Gemeinsam wird zunächst ein Budget erstellt und den Ursachen der Überschuldung nachgegangen. Dann werden zusammen mit den Betroffenen und ihren Angehörigen tragbare Lösungen zur Verbesserung der finanziellen Situation erarbeitet.

Vor Beginn einer Sanierung sind nach Möglichkeit alle Verbindlichkeiten der Klientin bzw. des Klienten vollständig zu erfassen. Zu diesem Zweck kann allen Gläubigern ein erstes Mal geschrieben werden.
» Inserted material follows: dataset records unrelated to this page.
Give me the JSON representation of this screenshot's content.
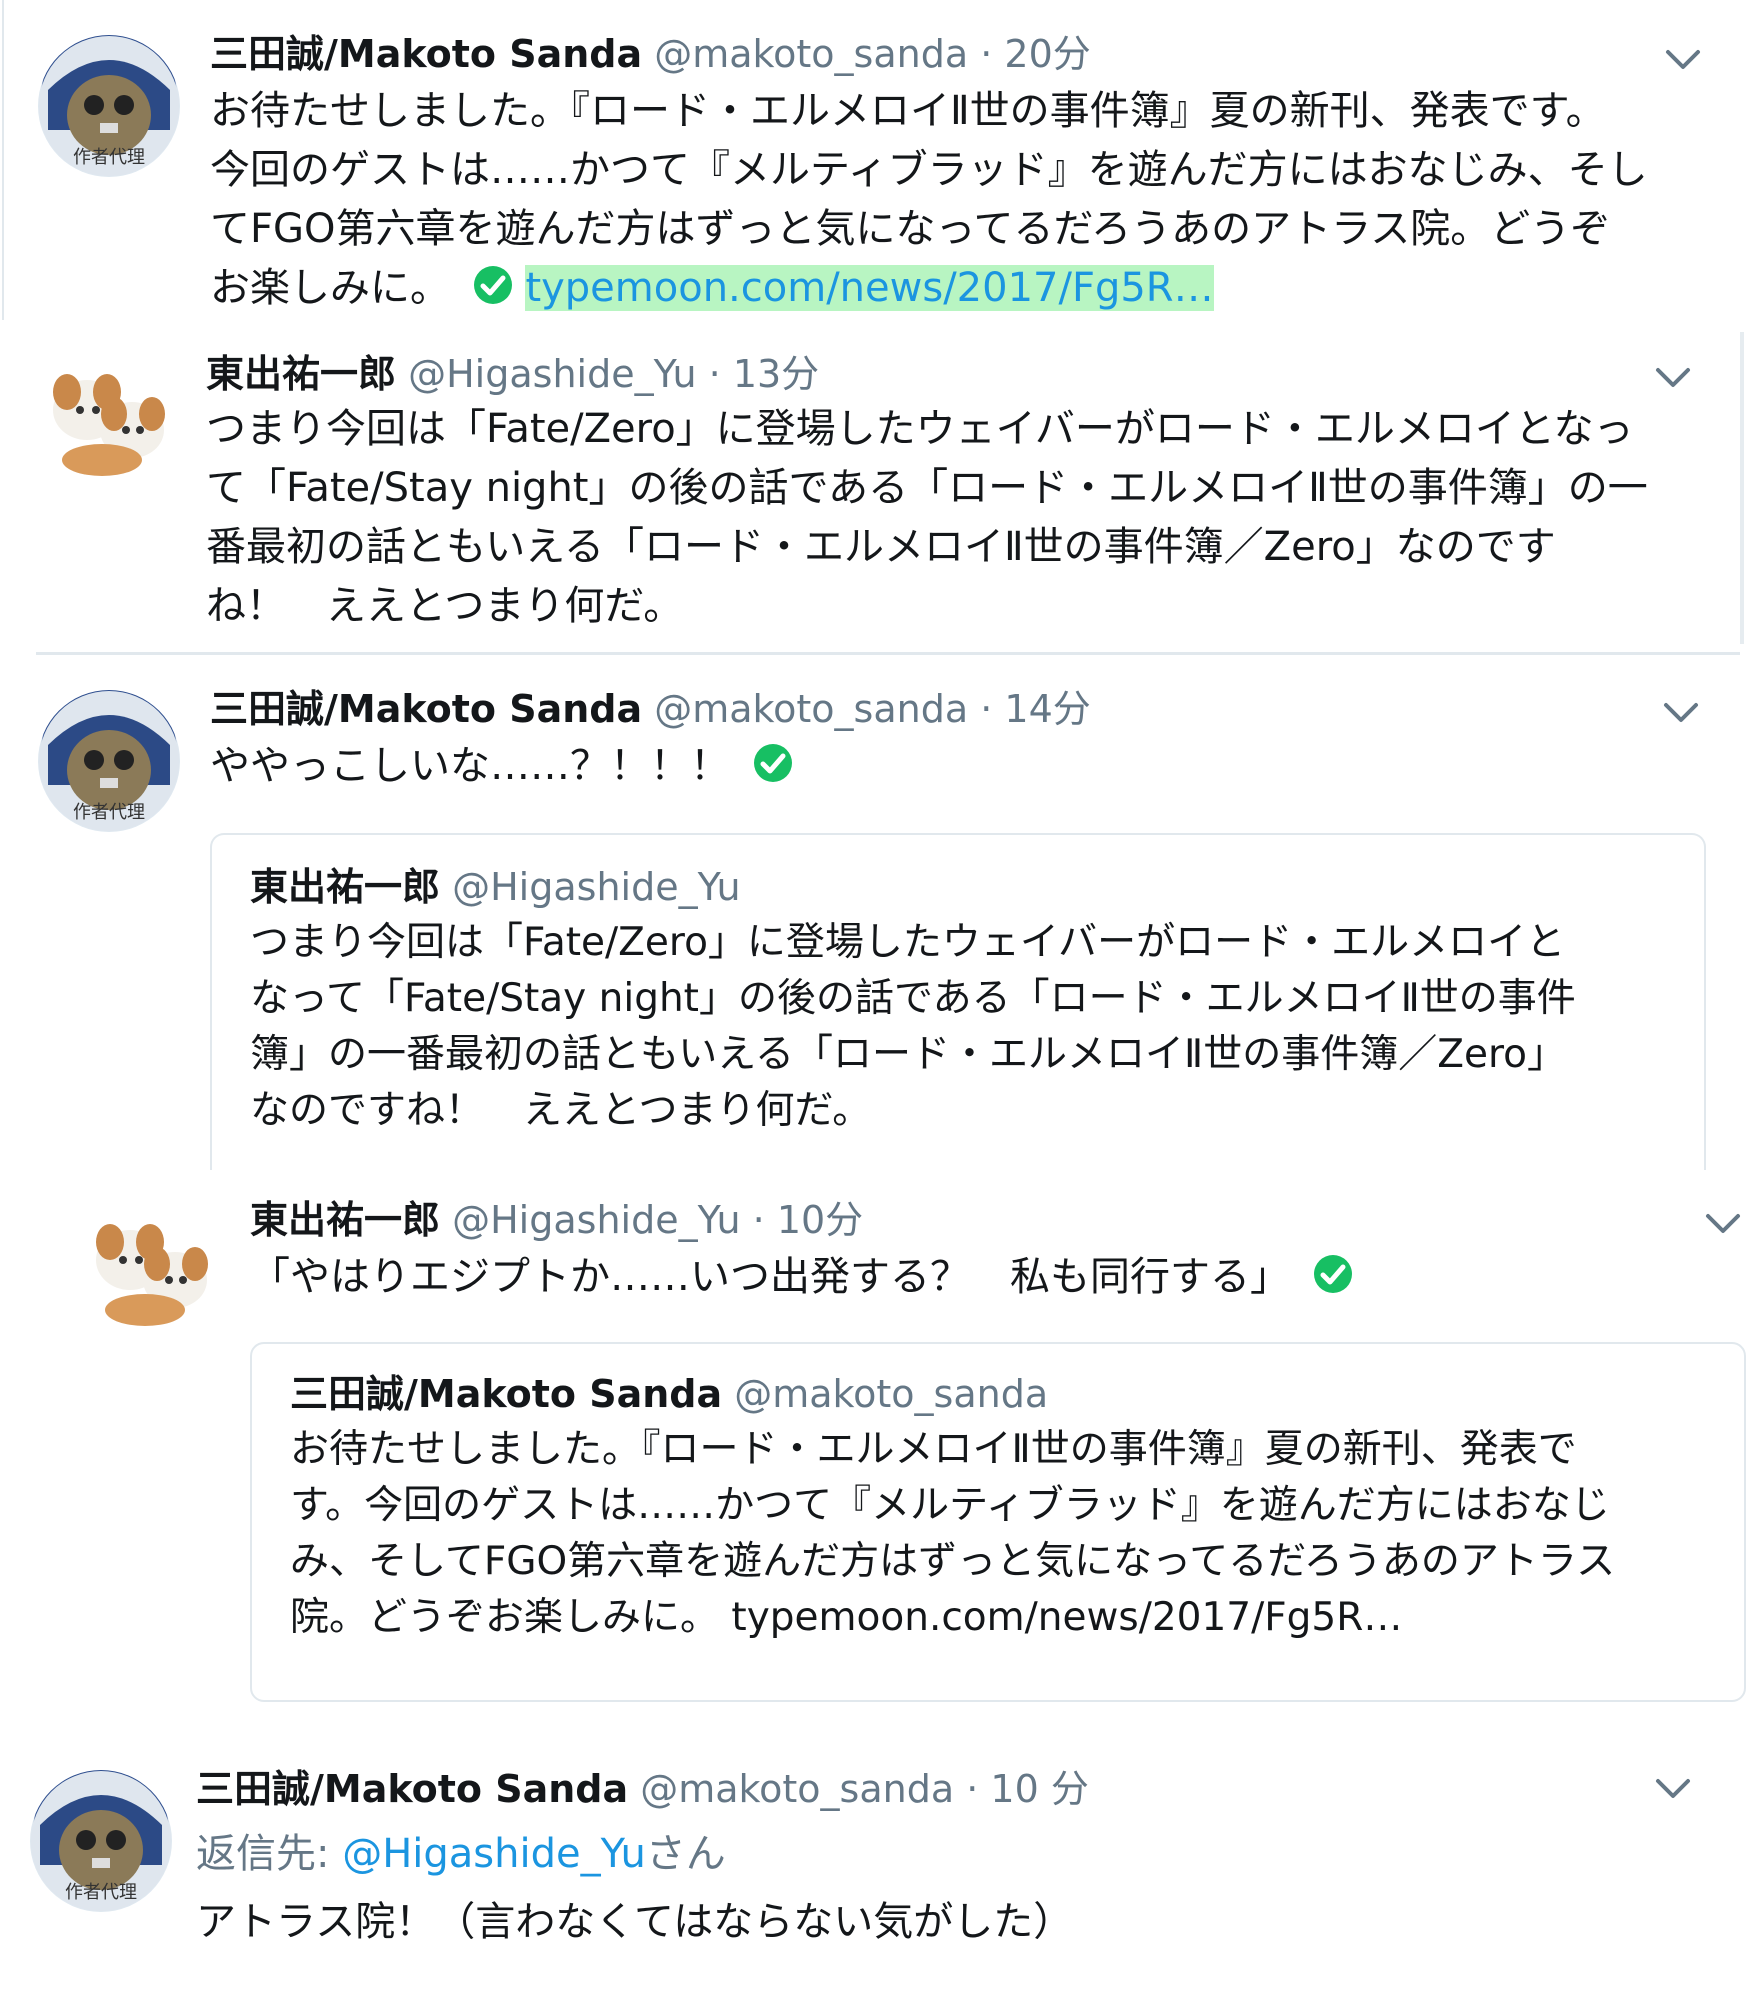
{
  "tweets": [
    {
      "name": "三田誠/Makoto Sanda",
      "handle": "@makoto_sanda",
      "sep": "·",
      "time": "20分",
      "lines": [
        "お待たせしました。『ロード・エルメロイⅡ世の事件簿』夏の新刊、発表です。",
        "今回のゲストは……かつて『メルティブラッド』を遊んだ方にはおなじみ、そし",
        "てFGO第六章を遊んだ方はずっと気になってるだろうあのアトラス院。どうぞ"
      ],
      "last_line": "お楽しみに。",
      "link": "typemoon.com/news/2017/Fg5R…",
      "avatar": "owl-avatar"
    },
    {
      "name": "東出祐一郎",
      "handle": "@Higashide_Yu",
      "sep": "·",
      "time": "13分",
      "lines": [
        "つまり今回は「Fate/Zero」に登場したウェイバーがロード・エルメロイとなっ",
        "て「Fate/Stay night」の後の話である「ロード・エルメロイⅡ世の事件簿」の一",
        "番最初の話ともいえる「ロード・エルメロイⅡ世の事件簿／Zero」なのです",
        "ね！　ええとつまり何だ。"
      ],
      "avatar": "dogs-avatar"
    },
    {
      "name": "三田誠/Makoto Sanda",
      "handle": "@makoto_sanda",
      "sep": "·",
      "time": "14分",
      "text": "ややっこしいな……？！！！",
      "quote": {
        "name": "東出祐一郎",
        "handle": "@Higashide_Yu",
        "lines": [
          "つまり今回は「Fate/Zero」に登場したウェイバーがロード・エルメロイと",
          "なって「Fate/Stay night」の後の話である「ロード・エルメロイⅡ世の事件",
          "簿」の一番最初の話ともいえる「ロード・エルメロイⅡ世の事件簿／Zero」",
          "なのですね！　ええとつまり何だ。"
        ]
      },
      "avatar": "owl-avatar"
    },
    {
      "name": "東出祐一郎",
      "handle": "@Higashide_Yu",
      "sep": "·",
      "time": "10分",
      "text": "「やはりエジプトか……いつ出発する？　私も同行する」",
      "quote": {
        "name": "三田誠/Makoto Sanda",
        "handle": "@makoto_sanda",
        "lines": [
          "お待たせしました。『ロード・エルメロイⅡ世の事件簿』夏の新刊、発表で",
          "す。今回のゲストは……かつて『メルティブラッド』を遊んだ方にはおなじ",
          "み、そしてFGO第六章を遊んだ方はずっと気になってるだろうあのアトラス",
          "院。どうぞお楽しみに。 typemoon.com/news/2017/Fg5R…"
        ]
      },
      "avatar": "dogs-avatar"
    },
    {
      "name": "三田誠/Makoto Sanda",
      "handle": "@makoto_sanda",
      "sep": "·",
      "time": "10 分",
      "reply_prefix": "返信先: ",
      "reply_mention": "@Higashide_Yu",
      "reply_suffix": "さん",
      "text": "アトラス院！（言わなくてはならない気がした）",
      "avatar": "owl-avatar"
    }
  ],
  "colors": {
    "link": "#1b95e0",
    "link_highlight": "#b8f5c2",
    "check": "#17bf63",
    "muted": "#657786"
  },
  "icons": [
    "chevron-down-icon",
    "check-circle-icon",
    "owl-avatar",
    "dogs-avatar"
  ]
}
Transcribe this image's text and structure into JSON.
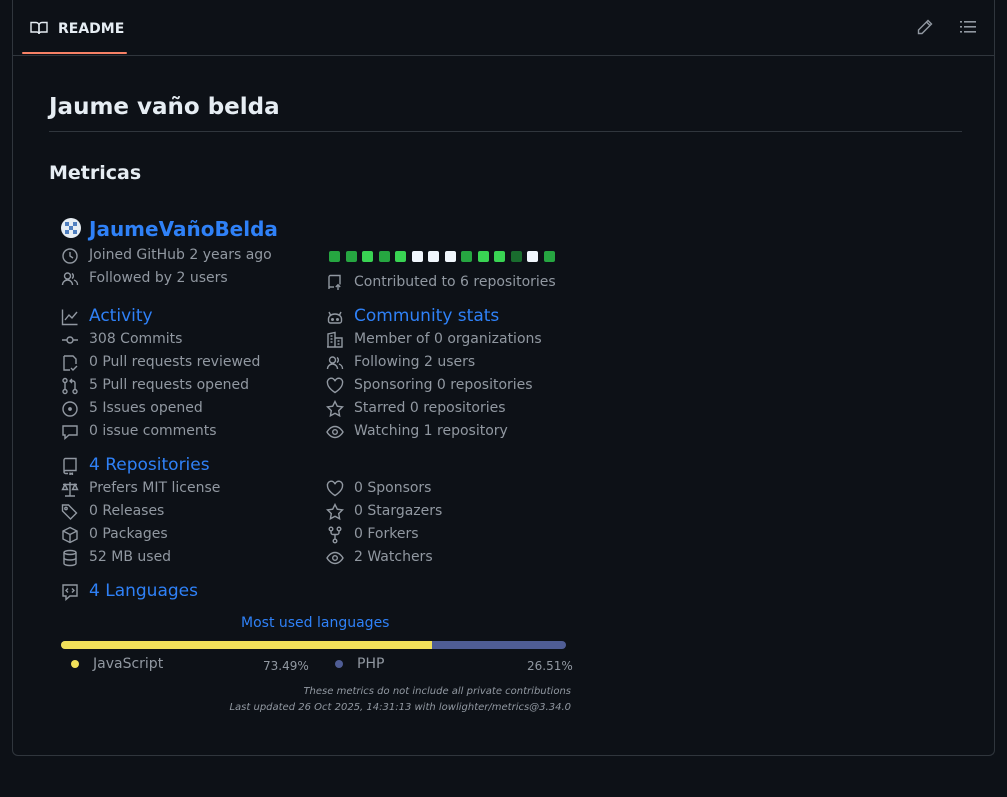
{
  "tab": {
    "label": "README"
  },
  "title": "Jaume vaño belda",
  "section": "Metricas",
  "profile": {
    "username": "JaumeVañoBelda",
    "joined": "Joined GitHub 2 years ago",
    "followed": "Followed by 2 users",
    "contributed": "Contributed to 6 repositories",
    "calendar_colors": [
      "#26a641",
      "#26a641",
      "#39d353",
      "#26a641",
      "#39d353",
      "#f0f6fc",
      "#f0f6fc",
      "#f0f6fc",
      "#26a641",
      "#39d353",
      "#39d353",
      "#196c2e",
      "#f0f6fc",
      "#26a641"
    ]
  },
  "activity": {
    "title": "Activity",
    "items": [
      "308 Commits",
      "0 Pull requests reviewed",
      "5 Pull requests opened",
      "5 Issues opened",
      "0 issue comments"
    ]
  },
  "community": {
    "title": "Community stats",
    "items": [
      "Member of 0 organizations",
      "Following 2 users",
      "Sponsoring 0 repositories",
      "Starred 0 repositories",
      "Watching 1 repository"
    ]
  },
  "repositories": {
    "title": "4 Repositories",
    "left": [
      "Prefers MIT license",
      "0 Releases",
      "0 Packages",
      "52 MB used"
    ],
    "right": [
      "0 Sponsors",
      "0 Stargazers",
      "0 Forkers",
      "2 Watchers"
    ]
  },
  "languages": {
    "title": "4 Languages",
    "subtitle": "Most used languages",
    "items": [
      {
        "name": "JavaScript",
        "percent": "73.49%",
        "value": 73.49,
        "color": "#f1e05a"
      },
      {
        "name": "PHP",
        "percent": "26.51%",
        "value": 26.51,
        "color": "#4f5d95"
      }
    ]
  },
  "footer": {
    "line1": "These metrics do not include all private contributions",
    "line2": "Last updated 26 Oct 2025, 14:31:13 with lowlighter/metrics@3.34.0"
  }
}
Der entsprechende Brief sollte vor allem folgende Punkte umfassen:

  • Aufforderung, Forderungen anzumelden und zu begründen;

  • Bitte, keine Betreibungsmassnahmen einzuleiten oder fortzusetzen;

  • Hinweis, dass weitere Informationen folgen.

Bereits durch dieses Schreiben erhält der oder die Betroffene normalerweise eine Atempause. Selbstverständlich sollten die Einleitung und erst recht die Fortsetzung einer Betreibung und damit die Lohnpfändung vermieden werden, da es schwierig ist und vom guten Willen der Gläubiger abhängt, ein solches (kostenpflichtiges) Verfahren abzubrechen oder rückgängig zu machen. In der Folge ist eine Gesamtsanierung unter Berücksichtigung der Gleichbehandlung der Gläubiger anzustreben.

In Abweichung vom normalen Verfahren sind dringliche und vollumfänglich zu bezahlende Schulden (Mietzinse und Krankenkassenprämien sowie Geldbussen) bevorzugt zu behandeln. Solche müssen möglichst rasch separat beglichen werden.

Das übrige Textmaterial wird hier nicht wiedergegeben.